Petzöld的男性角色沒有鮮明的個人特征,經常缺乏魅力,甚至讨人厭。他很少采用好萊塢式的大帥哥,那種個人光環很強,一出場就能吸引所有注意力的美男在他的電影裡是看不見的。Transit的男主角總是縮着肩膀,說話含含糊糊,頭發油膩膩地偏分,是個既不敢承認欺騙也不敢承認愛的畏畏縮縮的形象。Undine的男主角也是個背叛女主的小人,且非常臉譜化,他的正面的個人鏡頭很少,是個看完電影會馬上忘記的人物。Phoenix的男主更是個唯利是圖的小人,也是個卑劣的背叛者,仿佛是人類陰暗面的集合體。Roter Himmel裡的男主角更堪稱加強版,發胖的身材,毫無魅力的臉蛋,仿佛一直不滿地撇着嘴巴,說着尖酸刻薄的話語,自我中心且傲慢無禮,可以說是難得一見的另類男主角。不得不說,這樣角色設定也壞,長得也難看的情況很少。(不是外貌攻擊,隻是論角色。)Petzöld的男性角色就是這樣在品格和外表上都沒啥可稱道的。觀衆再怎麼想共情也共情不起來,左看右看都挑不出可愛的地方。
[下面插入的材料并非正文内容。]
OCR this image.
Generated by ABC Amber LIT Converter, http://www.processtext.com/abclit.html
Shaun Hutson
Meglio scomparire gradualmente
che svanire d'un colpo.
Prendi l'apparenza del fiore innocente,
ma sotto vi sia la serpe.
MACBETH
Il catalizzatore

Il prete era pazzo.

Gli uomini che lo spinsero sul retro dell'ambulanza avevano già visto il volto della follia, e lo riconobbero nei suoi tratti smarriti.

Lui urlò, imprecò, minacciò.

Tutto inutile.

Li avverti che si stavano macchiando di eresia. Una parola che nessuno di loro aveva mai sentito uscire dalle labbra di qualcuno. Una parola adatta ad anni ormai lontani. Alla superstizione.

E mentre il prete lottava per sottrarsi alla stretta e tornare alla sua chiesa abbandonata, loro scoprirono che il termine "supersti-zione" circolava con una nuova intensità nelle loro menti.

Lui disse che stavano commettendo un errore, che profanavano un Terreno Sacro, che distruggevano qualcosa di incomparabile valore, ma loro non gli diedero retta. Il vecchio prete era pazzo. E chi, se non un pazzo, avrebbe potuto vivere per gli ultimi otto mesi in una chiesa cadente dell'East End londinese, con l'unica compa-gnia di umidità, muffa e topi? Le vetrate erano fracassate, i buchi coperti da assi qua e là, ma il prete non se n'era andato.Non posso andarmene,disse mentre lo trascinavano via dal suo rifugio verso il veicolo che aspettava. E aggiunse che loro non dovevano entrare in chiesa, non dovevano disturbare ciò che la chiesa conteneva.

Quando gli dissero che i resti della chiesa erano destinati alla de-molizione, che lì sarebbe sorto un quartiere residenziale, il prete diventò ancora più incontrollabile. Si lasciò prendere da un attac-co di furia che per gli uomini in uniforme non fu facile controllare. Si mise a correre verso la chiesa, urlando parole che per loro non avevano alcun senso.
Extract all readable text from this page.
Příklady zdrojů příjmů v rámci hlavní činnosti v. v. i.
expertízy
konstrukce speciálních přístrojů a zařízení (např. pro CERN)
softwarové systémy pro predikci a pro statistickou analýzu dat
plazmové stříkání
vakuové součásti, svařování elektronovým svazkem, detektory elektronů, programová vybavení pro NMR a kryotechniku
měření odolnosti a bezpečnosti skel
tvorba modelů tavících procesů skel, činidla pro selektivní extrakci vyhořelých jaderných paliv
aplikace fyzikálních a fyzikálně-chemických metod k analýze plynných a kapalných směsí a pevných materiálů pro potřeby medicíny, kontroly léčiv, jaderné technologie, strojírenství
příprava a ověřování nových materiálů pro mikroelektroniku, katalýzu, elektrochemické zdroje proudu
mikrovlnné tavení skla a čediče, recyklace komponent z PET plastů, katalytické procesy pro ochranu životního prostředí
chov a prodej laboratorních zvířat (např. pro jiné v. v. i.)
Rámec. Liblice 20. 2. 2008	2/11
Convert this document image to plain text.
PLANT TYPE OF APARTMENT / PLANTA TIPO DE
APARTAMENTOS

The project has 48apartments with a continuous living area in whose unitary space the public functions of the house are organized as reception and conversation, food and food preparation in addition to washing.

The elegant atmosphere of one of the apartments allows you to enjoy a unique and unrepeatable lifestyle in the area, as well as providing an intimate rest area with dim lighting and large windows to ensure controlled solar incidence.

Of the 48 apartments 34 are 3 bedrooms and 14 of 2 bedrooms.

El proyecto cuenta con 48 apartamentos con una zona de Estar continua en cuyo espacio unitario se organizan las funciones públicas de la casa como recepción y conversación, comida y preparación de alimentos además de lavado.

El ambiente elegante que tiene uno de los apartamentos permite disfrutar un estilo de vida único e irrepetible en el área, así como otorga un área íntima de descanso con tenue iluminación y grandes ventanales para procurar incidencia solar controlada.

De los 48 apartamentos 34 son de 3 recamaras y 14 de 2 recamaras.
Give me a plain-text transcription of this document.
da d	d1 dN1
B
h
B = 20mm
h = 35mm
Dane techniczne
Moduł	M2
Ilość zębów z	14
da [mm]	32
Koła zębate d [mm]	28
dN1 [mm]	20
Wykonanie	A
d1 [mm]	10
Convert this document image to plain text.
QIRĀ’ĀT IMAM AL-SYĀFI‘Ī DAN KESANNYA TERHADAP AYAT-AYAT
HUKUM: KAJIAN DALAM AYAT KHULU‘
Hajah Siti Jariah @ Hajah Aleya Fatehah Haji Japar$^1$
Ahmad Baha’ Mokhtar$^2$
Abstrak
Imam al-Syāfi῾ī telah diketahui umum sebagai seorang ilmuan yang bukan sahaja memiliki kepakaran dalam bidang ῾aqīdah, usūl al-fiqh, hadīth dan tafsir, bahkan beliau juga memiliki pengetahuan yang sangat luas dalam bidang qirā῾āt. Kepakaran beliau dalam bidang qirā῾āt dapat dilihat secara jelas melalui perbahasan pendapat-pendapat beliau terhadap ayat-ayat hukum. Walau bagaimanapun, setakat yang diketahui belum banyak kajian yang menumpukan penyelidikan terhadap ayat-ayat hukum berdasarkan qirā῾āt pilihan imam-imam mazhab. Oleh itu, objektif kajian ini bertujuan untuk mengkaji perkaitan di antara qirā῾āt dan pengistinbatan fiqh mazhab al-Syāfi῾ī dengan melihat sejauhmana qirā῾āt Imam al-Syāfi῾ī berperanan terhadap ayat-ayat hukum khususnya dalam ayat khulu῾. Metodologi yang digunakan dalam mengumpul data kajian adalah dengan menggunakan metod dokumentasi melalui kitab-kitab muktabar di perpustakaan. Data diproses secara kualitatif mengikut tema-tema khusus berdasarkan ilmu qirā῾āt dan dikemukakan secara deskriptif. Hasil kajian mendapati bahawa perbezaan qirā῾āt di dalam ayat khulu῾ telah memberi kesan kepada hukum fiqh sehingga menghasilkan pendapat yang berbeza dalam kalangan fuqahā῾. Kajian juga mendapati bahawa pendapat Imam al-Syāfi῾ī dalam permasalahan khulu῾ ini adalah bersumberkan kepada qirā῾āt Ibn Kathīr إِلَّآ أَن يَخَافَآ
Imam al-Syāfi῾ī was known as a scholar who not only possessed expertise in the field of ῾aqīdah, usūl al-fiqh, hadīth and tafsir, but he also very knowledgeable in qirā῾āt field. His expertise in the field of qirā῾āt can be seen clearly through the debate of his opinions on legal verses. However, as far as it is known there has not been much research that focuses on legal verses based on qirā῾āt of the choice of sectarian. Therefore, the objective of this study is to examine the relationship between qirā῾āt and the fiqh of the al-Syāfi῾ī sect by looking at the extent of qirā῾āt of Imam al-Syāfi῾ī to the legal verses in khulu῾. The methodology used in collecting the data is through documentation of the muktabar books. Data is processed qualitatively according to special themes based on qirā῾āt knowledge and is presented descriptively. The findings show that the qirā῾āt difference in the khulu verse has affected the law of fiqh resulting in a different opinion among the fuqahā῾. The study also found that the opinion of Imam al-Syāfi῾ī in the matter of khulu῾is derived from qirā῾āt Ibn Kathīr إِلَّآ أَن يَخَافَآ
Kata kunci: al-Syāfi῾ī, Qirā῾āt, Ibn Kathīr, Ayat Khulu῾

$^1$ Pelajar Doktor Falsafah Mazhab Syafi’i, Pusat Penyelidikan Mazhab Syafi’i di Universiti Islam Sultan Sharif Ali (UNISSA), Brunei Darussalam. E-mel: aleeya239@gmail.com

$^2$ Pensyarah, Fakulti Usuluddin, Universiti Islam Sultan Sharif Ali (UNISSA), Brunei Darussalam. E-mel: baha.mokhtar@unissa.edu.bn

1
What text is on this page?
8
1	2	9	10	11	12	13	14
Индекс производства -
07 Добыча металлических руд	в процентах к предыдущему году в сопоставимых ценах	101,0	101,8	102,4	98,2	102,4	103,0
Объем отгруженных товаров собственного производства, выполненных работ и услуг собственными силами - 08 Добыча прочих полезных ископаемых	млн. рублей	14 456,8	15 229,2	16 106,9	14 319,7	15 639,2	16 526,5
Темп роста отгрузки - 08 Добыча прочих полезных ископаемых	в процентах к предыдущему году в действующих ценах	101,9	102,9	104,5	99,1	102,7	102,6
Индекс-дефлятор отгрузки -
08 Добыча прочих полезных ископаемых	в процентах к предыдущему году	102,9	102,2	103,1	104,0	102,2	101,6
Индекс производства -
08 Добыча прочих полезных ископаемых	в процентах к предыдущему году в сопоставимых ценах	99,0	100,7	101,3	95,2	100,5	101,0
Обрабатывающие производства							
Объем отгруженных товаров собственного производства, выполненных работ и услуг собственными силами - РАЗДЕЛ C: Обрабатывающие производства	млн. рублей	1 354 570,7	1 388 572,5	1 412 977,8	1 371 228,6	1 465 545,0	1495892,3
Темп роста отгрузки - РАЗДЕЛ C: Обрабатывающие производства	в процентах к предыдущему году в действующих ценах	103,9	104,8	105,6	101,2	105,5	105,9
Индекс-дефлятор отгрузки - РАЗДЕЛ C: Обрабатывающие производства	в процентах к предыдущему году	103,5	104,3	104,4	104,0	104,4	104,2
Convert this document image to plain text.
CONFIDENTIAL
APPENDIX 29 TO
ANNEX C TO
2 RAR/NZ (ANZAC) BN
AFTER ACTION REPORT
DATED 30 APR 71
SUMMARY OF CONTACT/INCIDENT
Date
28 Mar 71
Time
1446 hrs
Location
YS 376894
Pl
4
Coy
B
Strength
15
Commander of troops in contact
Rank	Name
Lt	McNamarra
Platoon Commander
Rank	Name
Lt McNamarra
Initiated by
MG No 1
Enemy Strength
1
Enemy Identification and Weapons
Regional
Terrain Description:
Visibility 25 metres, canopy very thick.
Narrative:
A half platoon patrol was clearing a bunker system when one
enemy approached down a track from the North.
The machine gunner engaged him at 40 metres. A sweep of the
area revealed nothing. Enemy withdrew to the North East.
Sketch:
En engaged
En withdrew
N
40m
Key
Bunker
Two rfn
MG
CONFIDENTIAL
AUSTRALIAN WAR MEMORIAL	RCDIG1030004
他們也沒有當魅力反派的機會,因為他們沒那麼好,但也沒那麼壞,就是剛好讨人厭。

相比于對男性角色的失望和戲谑,導演的女性角色以非常不同的方式出現。她們經常是精靈,是某種非世俗的化身。在Undine裡葆拉蓓爾是水精靈,在Roter Himmel裡是地精靈。在Transit裡,她穿着一雙弗拉明戈舞鞋,揮舞着紅色的裙擺,輕盈地穿梭于大街小巷,留下一個個模糊的身影,就像城市裡的幽靈一樣。這些女性角色是以理想化的方式刻畫的。她們甚至脫離了女人,成為某種像大自然的東西,是自然理念的具像化。她們拒絕被對象化,拒絕被評價,善與惡在她們身上不起作用(比如溫蒂妮殺死前男友,不是為了複仇,而是因為她是溫蒂妮),她們是遊離的,好像一直與電影的叙事隔着一段距離,即便她們是女主角。她們以和自然同樣的方式存在着,不能成為欲望的對象,不能降格為他者。作為Petzöld的禦用女主角,葆拉蓓爾和尼娜霍斯的臉非常相像,二人都十分瘦削,嘴角向下撇着,透露着拒絕和疏離。即便她們穿着象征熱烈的紅衣,也感覺不出一點肉感。Petzöld像是故意把她們拍得去性别化,由此讓她們即便和片中的男性角色有浪漫關系,也無法成為性化的對象。這不是演員本身缺乏魅力所緻,想想在“無主之作”裡葆拉蓓爾是怎樣性感迷人的形象吧。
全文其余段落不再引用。